Les photographies de Delage ont été faites dans un autre Orient que le mien, en Afrique du Nord peut être, au Maroc ? J’ai pu faire déchiffrer quelques bribes de texte arabe dans les images, un magasin de lunettes « modernes » ; un restaurant ; le fragment d’une enseigne commerciale « assemblage toutes marques », assemblage de quoi l’on ne sait ; le mot « fixée » sur une boite électrique. Fixés donc par un mélange de chaleur et de poussière à jamais dans les années 70 si ce n’est ce climatiseur (japonais ?) à une balustrade, décidément très nineties.
` Le reste est mystère, ah, l’Orient.

Le soleil est ici aussi maître, un maître sévère si ce n’est impitoyable au teint coloré des carrosseries.
Veuillez me pardonner. Ce n’est pas moi qui l’ai inventé, le rapprochement, le parallèle entre les galbes féminins et ceux des carrosseries ; entre la femme et la voiture ; entre le mystère féminin et celui de la mécanique.
C’est ringard en effet, complètement (ouais).

Mais à contempler ces images de véhicules au stationnement, sous leurs abbayas, fichés (qui vient du français « fichu » ?), tchadors, burqas, ghattas et autres hijabs flottants, je me suis mis à rêver du spectacle, Ingres extrême-oriental, de Saigonnaises aux heures de pointe sur le pont Truong Minh Giang, au coude à coude sur leurs machines à deux roues, circulant nues dans le bain étouffant de poussière, de lumière et des émissions de fumées.

P.-S.

La série les « Egyptiennes » est le premier travail documentaire à dimension plastique de Jean-Michel Delage. Elle présente des voitures recouvertes de bâches. Ces bâches découpées par leurs propriétaires dans des morceaux de tissus aux couleurs et aux motifs différents ont pour rôle de protéger les voitures de la poussière et des éraflures. Ainsi parées, les voitures ne disent plus rien du niveau social de leurs propriétaires et deviennent des objets ludiques, comme relevant d’un art urbain spontané.

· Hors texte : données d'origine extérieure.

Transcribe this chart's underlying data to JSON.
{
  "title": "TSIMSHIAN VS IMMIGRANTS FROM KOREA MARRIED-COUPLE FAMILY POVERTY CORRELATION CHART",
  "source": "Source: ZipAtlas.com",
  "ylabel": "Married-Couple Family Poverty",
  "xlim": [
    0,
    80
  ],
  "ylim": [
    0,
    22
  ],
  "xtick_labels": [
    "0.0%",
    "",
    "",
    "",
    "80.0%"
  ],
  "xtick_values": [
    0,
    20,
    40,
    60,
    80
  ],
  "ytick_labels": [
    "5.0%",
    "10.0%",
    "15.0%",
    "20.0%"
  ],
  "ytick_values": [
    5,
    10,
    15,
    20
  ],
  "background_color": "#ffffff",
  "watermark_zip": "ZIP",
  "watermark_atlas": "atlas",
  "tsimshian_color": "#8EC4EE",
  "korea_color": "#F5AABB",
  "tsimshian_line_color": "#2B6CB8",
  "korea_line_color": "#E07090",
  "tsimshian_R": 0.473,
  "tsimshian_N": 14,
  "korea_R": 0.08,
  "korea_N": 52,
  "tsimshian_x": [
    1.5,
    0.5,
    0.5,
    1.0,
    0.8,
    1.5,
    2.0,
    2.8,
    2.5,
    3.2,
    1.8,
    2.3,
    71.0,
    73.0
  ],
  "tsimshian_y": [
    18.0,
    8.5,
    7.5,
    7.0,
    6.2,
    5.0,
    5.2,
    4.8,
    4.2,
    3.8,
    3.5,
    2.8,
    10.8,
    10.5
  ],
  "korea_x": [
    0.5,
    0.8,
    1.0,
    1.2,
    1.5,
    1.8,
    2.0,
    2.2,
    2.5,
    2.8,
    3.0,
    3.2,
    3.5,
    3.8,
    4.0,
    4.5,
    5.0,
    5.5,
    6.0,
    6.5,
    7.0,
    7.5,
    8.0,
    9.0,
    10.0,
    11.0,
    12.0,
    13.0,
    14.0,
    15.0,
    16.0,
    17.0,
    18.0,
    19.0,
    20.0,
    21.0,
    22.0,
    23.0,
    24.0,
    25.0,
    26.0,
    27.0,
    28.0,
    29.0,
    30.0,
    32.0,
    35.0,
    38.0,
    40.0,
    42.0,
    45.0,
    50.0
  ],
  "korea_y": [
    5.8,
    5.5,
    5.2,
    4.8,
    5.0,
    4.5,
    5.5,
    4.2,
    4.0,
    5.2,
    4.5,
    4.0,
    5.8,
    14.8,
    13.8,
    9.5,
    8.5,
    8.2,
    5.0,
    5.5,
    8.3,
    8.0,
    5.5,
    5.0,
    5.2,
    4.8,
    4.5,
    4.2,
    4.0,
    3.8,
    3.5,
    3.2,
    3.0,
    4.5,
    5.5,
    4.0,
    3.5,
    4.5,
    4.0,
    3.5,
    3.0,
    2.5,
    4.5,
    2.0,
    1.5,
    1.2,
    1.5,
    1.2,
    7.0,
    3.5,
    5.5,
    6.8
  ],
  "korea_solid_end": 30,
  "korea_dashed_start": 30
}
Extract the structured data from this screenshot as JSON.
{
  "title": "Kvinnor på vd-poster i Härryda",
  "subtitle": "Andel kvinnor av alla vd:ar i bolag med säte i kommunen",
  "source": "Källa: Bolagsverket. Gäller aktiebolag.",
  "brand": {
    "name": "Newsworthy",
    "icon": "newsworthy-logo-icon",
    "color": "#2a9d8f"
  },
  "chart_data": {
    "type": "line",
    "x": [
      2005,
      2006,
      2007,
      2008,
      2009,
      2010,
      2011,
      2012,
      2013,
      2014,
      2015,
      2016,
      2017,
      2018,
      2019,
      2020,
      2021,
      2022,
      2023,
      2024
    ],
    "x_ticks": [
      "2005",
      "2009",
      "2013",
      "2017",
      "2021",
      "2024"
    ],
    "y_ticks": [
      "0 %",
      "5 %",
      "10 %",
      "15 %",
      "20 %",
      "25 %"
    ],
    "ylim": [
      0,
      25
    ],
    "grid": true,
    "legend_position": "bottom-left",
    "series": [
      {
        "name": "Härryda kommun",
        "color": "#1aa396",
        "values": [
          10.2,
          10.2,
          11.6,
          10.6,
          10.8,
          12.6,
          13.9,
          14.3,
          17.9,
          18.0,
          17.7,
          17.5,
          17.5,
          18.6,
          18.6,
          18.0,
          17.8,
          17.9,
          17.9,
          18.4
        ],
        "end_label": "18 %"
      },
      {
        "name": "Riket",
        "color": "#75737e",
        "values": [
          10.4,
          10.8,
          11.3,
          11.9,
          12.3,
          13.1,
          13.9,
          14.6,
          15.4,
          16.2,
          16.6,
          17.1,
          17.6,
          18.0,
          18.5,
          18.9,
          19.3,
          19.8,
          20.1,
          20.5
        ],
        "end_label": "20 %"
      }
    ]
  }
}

Né en 1964, Jean-Michel Delage vit en région parisienne. Journaliste, photographe et réalisateur, il travaille pour la presse écrite en France et à l’étranger, ainsi que pour la télévision. Sa pratique évolue au fil des sujets qu’il aborde (la santé, l’immigration, les gitans, le tourisme), témoignant de son ouverture et de sa curiosité. Après avoir travaillé l’information sur des médiums différents, il expérimente aujourd’hui la photographie dans une direction plus artistique que journalistique, lui conservant toutefois une dimension documentaire. La série présentée est le premier travail effectué allant dans cette nouvelle direction. Depuis, il s’est engagé dans deux projets : avec ses « Portraits dyonisiens », il photographie la population de Saint-Denis dans son studio ambulant, il travaille parallèlement avec des slamers.